Unfortunately, precisely such a bill – SB 810 (Leno) – was voted down in the State Senate in February by a vote of 15 to 19, with six abstentions (the exact number of votes needed to reach the 21 necessary to pass). To no one’s surprise, the six Democratic legisla­tors who refused to join their colleagues in supporting this legislation, and instead joined the entire Republican caucus in opposition, received large sums of money from the health insur­ance industry. If enacted, quality, comprehensive health coverage would have been provided to every Califor­nian while dramatically reducing pre­miums for businesses and families.

How long can California afford to waste 30 percent of every health care dollar on a private health insurance bureaucracy (including advertising, CEO salaries, bonuses, and profits to impress Wall Street) designed to minimize the payment of claims instead of maximizing the health of the people?

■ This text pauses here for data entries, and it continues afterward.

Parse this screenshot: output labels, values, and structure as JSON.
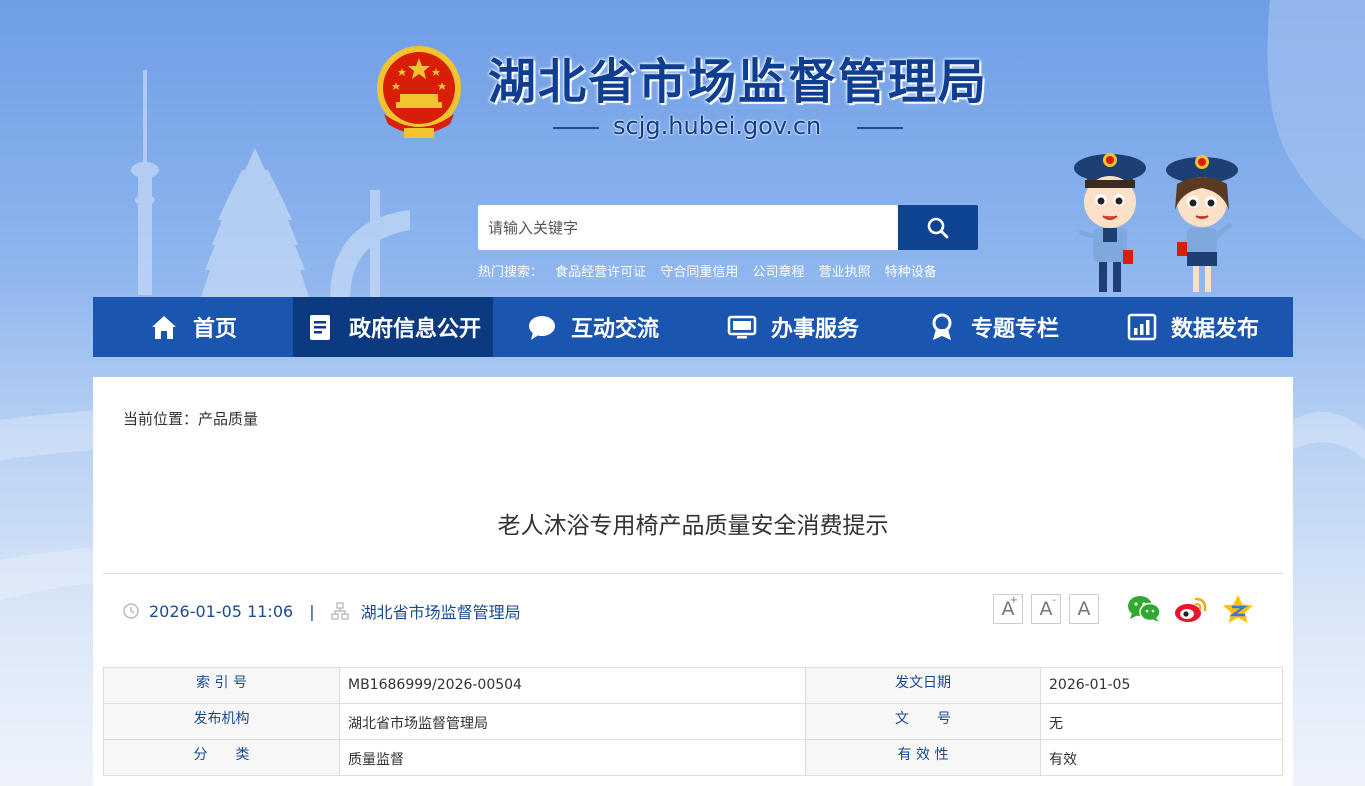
{
  "header": {
    "site_title": "湖北省市场监督管理局",
    "site_domain": "scjg.hubei.gov.cn",
    "search_placeholder": "请输入关键字",
    "hot_label": "热门搜索：",
    "hot_items": [
      "食品经营许可证",
      "守合同重信用",
      "公司章程",
      "营业执照",
      "特种设备"
    ]
  },
  "nav": [
    {
      "label": "首页",
      "icon": "home-icon"
    },
    {
      "label": "政府信息公开",
      "icon": "document-icon",
      "active": true
    },
    {
      "label": "互动交流",
      "icon": "chat-bubble-icon"
    },
    {
      "label": "办事服务",
      "icon": "monitor-icon"
    },
    {
      "label": "专题专栏",
      "icon": "ribbon-icon"
    },
    {
      "label": "数据发布",
      "icon": "bar-chart-icon"
    }
  ],
  "breadcrumb": {
    "prefix": "当前位置：",
    "current": "产品质量"
  },
  "article": {
    "title": "老人沐浴专用椅产品质量安全消费提示",
    "datetime": "2026-01-05 11:06",
    "separator": "|",
    "publisher": "湖北省市场监督管理局"
  },
  "font_sizes": [
    {
      "base": "A",
      "sup": "+"
    },
    {
      "base": "A",
      "sup": "-"
    },
    {
      "base": "A",
      "sup": ""
    }
  ],
  "share_icons": [
    "wechat-icon",
    "weibo-icon",
    "qzone-icon"
  ],
  "info_table": {
    "rows": [
      [
        {
          "label": "索 引 号",
          "value": "MB1686999/2026-00504"
        },
        {
          "label": "发文日期",
          "value": "2026-01-05"
        }
      ],
      [
        {
          "label": "发布机构",
          "value": "湖北省市场监督管理局"
        },
        {
          "label": "文　　号",
          "value": "无"
        }
      ],
      [
        {
          "label": "分　　类",
          "value": "质量监督"
        },
        {
          "label": "有 效 性",
          "value": "有效"
        }
      ]
    ]
  },
  "colors": {
    "nav_bg": "#1a55b0",
    "nav_active": "#0c3a80",
    "title_blue": "#0f3d8f",
    "search_btn": "#0e4391"
  }
}
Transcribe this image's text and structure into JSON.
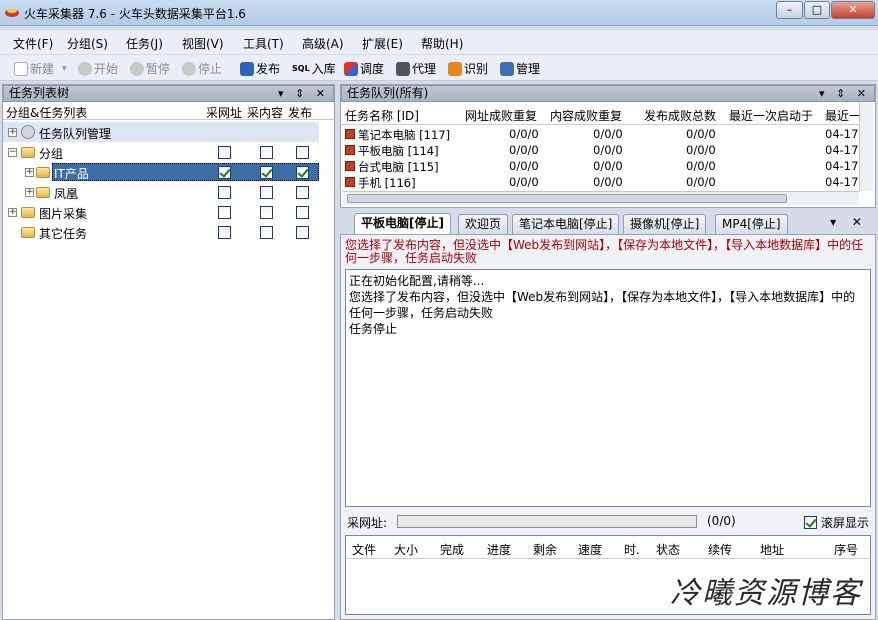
{
  "window": {
    "title": "火车采集器 7.6 - 火车头数据采集平台1.6",
    "min": "–",
    "max": "□",
    "close": "✕"
  },
  "menu": [
    "文件(F)",
    "分组(S)",
    "任务(J)",
    "视图(V)",
    "工具(T)",
    "高级(A)",
    "扩展(E)",
    "帮助(H)"
  ],
  "toolbar": {
    "new": "新建",
    "start": "开始",
    "pause": "暂停",
    "stop": "停止",
    "publish": "发布",
    "import": "入库",
    "debug": "调度",
    "proxy": "代理",
    "ocr": "识别",
    "manage": "管理",
    "sql_badge": "SQL"
  },
  "left": {
    "header": "任务列表树",
    "col_tree": "分组&任务列表",
    "col_url": "采网址",
    "col_content": "采内容",
    "col_publish": "发布",
    "panel_btns": "▾ ⇕ ✕",
    "rows": [
      {
        "label": "任务队列管理"
      },
      {
        "label": "分组"
      },
      {
        "label": "IT产品"
      },
      {
        "label": "凤凰"
      },
      {
        "label": "图片采集"
      },
      {
        "label": "其它任务"
      }
    ]
  },
  "queue": {
    "header": "任务队列(所有)",
    "panel_btns": "▾ ⇕ ✕",
    "cols": [
      "任务名称 [ID]",
      "网址成败重复",
      "内容成败重复",
      "发布成败总数",
      "最近一次启动于",
      "最近一"
    ],
    "rows": [
      {
        "name": "笔记本电脑 [117]",
        "url": "0/0/0",
        "content": "0/0/0",
        "publish": "0/0/0",
        "last": "",
        "last2": "04-17"
      },
      {
        "name": "平板电脑 [114]",
        "url": "0/0/0",
        "content": "0/0/0",
        "publish": "0/0/0",
        "last": "",
        "last2": "04-17"
      },
      {
        "name": "台式电脑 [115]",
        "url": "0/0/0",
        "content": "0/0/0",
        "publish": "0/0/0",
        "last": "",
        "last2": "04-17"
      },
      {
        "name": "手机 [116]",
        "url": "0/0/0",
        "content": "0/0/0",
        "publish": "0/0/0",
        "last": "",
        "last2": "04-17"
      }
    ]
  },
  "tabs": [
    "平板电脑[停止]",
    "欢迎页",
    "笔记本电脑[停止]",
    "摄像机[停止]",
    "MP4[停止]"
  ],
  "tab_btns": "▾ ✕",
  "warning": "您选择了发布内容，但没选中【Web发布到网站】，【保存为本地文件】，【导入本地数据库】中的任何一步骤，任务启动失败",
  "log": "正在初始化配置,请稍等...\n您选择了发布内容，但没选中【Web发布到网站】，【保存为本地文件】，【导入本地数据库】中的任何一步骤，任务启动失败\n任务停止",
  "progress": {
    "label": "采网址:",
    "count": "(0/0)",
    "scroll_label": "滚屏显示",
    "value": 0
  },
  "download": {
    "cols": [
      "文件",
      "大小",
      "完成",
      "进度",
      "剩余",
      "速度",
      "时.",
      "状态",
      "续传",
      "地址",
      "序号"
    ]
  },
  "watermark": "冷曦资源博客"
}
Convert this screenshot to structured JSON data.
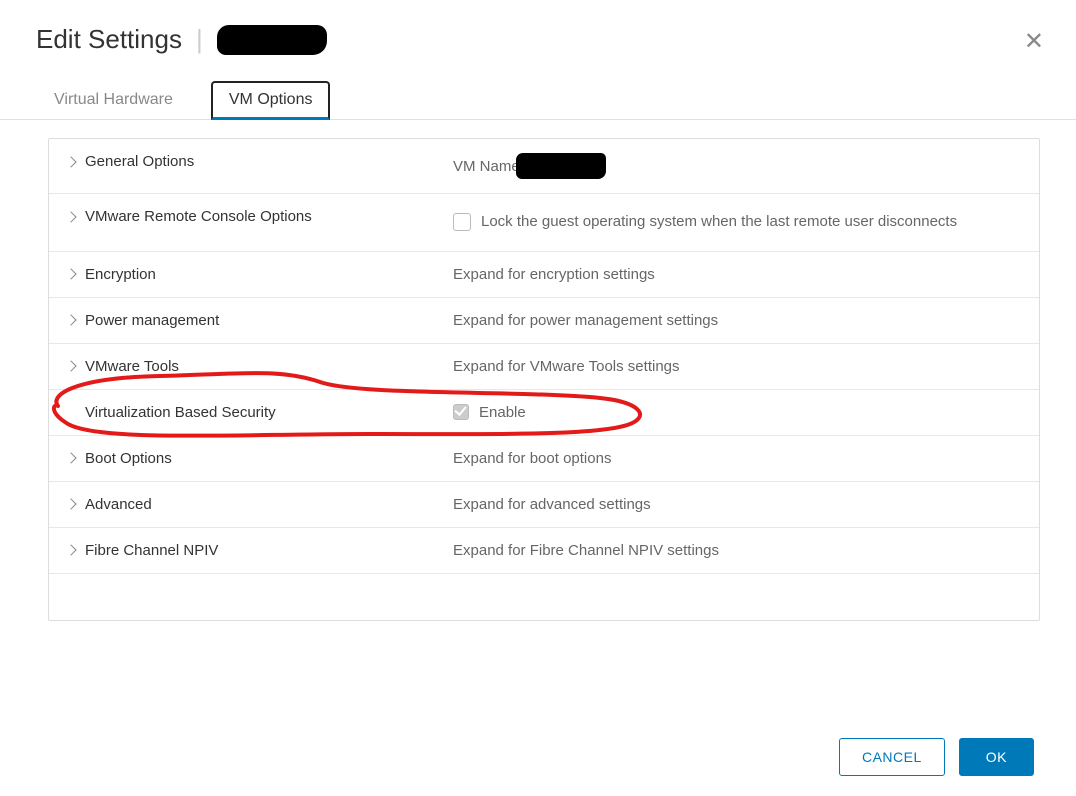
{
  "header": {
    "title": "Edit Settings"
  },
  "tabs": {
    "hardware": "Virtual Hardware",
    "options": "VM Options"
  },
  "rows": {
    "general": {
      "label": "General Options",
      "value_prefix": "VM Name:"
    },
    "remote_console": {
      "label": "VMware Remote Console Options",
      "checkbox_text": "Lock the guest operating system when the last remote user disconnects"
    },
    "encryption": {
      "label": "Encryption",
      "value": "Expand for encryption settings"
    },
    "power": {
      "label": "Power management",
      "value": "Expand for power management settings"
    },
    "tools": {
      "label": "VMware Tools",
      "value": "Expand for VMware Tools settings"
    },
    "vbs": {
      "label": "Virtualization Based Security",
      "checkbox_text": "Enable"
    },
    "boot": {
      "label": "Boot Options",
      "value": "Expand for boot options"
    },
    "advanced": {
      "label": "Advanced",
      "value": "Expand for advanced settings"
    },
    "npiv": {
      "label": "Fibre Channel NPIV",
      "value": "Expand for Fibre Channel NPIV settings"
    }
  },
  "buttons": {
    "cancel": "CANCEL",
    "ok": "OK"
  }
}
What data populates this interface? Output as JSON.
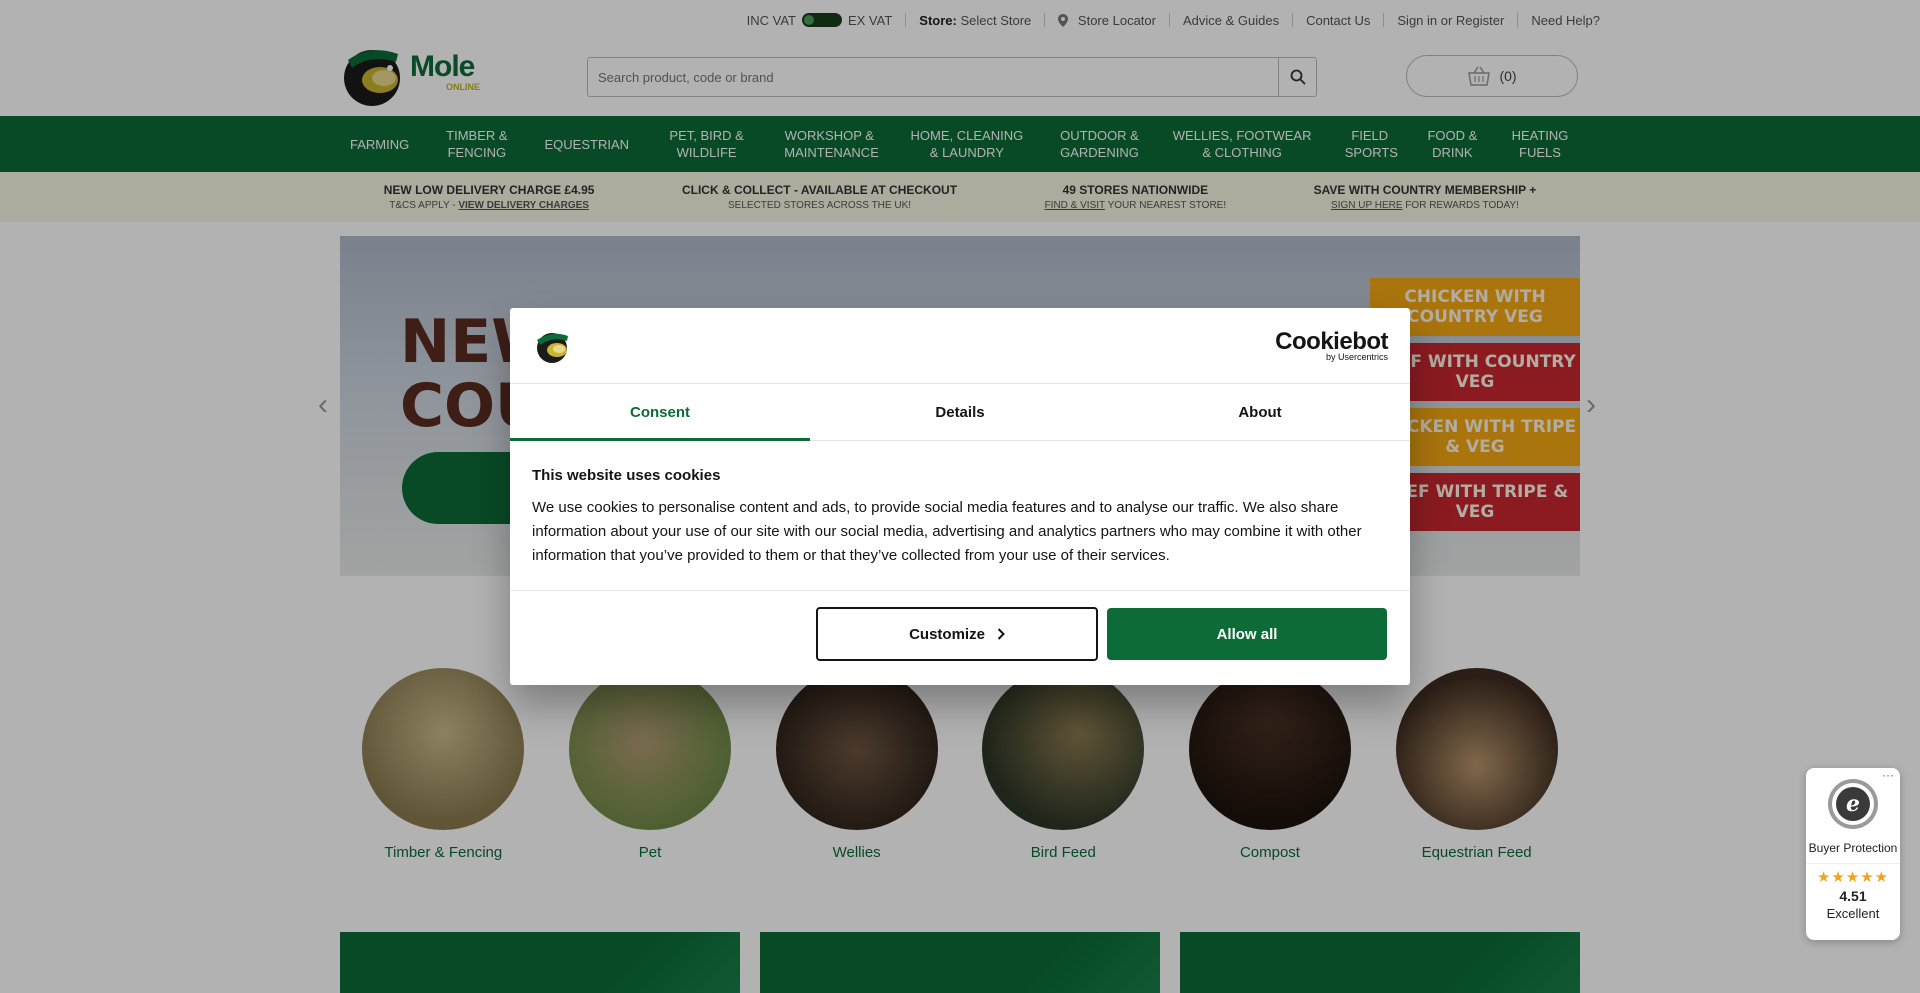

SB 810 works by pooling the money that government, employers and individuals spend on health care each year and using that money more efficiently to ensure that 95 percent of every health care dollar is devoted to actual health care, rather than clinical and administrative waste.

We have the money to provide quality care for everyone – yet we have millions of people who remain uninsured while millions more go bankrupt and are denied care they thought was covered. Study after study proves that a single-payer, universal health care system not only cuts costs in the first year, but it also contains the growth of health care spending over the long term.

Aren’t the lives of Californians and the health of economy, more important than an industry that profits at the peoples’ expense?

Consider the costs, as a nation, we all pay for a health care system that was built, not on the basis of affordability, quality, or a moral commitment to one another, but on decades of health insurance lobbying and lavish campaign contributions to lawmakers: 45,000 Americans die every year because they can’t afford health insurance; 62 percent of bankruptcies are due to unaffordable health care costs; we spend twice as much as any other country (as much as three times as most) on health care yet have the 37th ranked system in the world in terms of overall quality – while leaving nearly 50 million people uninsured.

Other nations have come to realize a basic truth: When a dollar sign is put on people’s lives – and health care is turned into a commodity – big business will do what it always does, by law: maximize profit for its shareholders.

In terms of how that relates to the business of health care: deny coverage to the sick and less affluent, charge consumers as much as possible for what care they do receive, and “pay out” (or deny) as little as possible for that care.

In contrast, an ideal, public health care system is based on an opposite, rational business model: charge the consumer as little as possible, and provide everyone, regardless of wealth, with as much care as possible (largely accomplished by cutting out administrative waste and the profit motive).

Until a majority of our elected rep­resentatives have the courage to em­brace what every other major democ­racy in the world has – that health care is a right and a basic human need, not a privilege for those that can afford it – our state, and nation, will continue to waste hundreds of billions of dollars a year while needlessly sacrificing the lives of untold numbers of Americans so the health industrial complex can continue to make record profits – and continue doling out record amounts in political contributions so lawmakers will allow it.

In the meantime, the very least we can do is let voters decide whether the health insurance industry should have to justify its rate increases in California.

(Editor’s Note: An earlier Frying Pan News headline of this post erroneously reported that the proposed ballot initiative would lead to a single-payer health care system in California — it wouldn’t.)

Zack Kaldveer is the communications director for the Consumer Federation of California, a non-profit advocacy organization. He also authors the blog Privacy Revolt. His post first appeared on California Progress Report.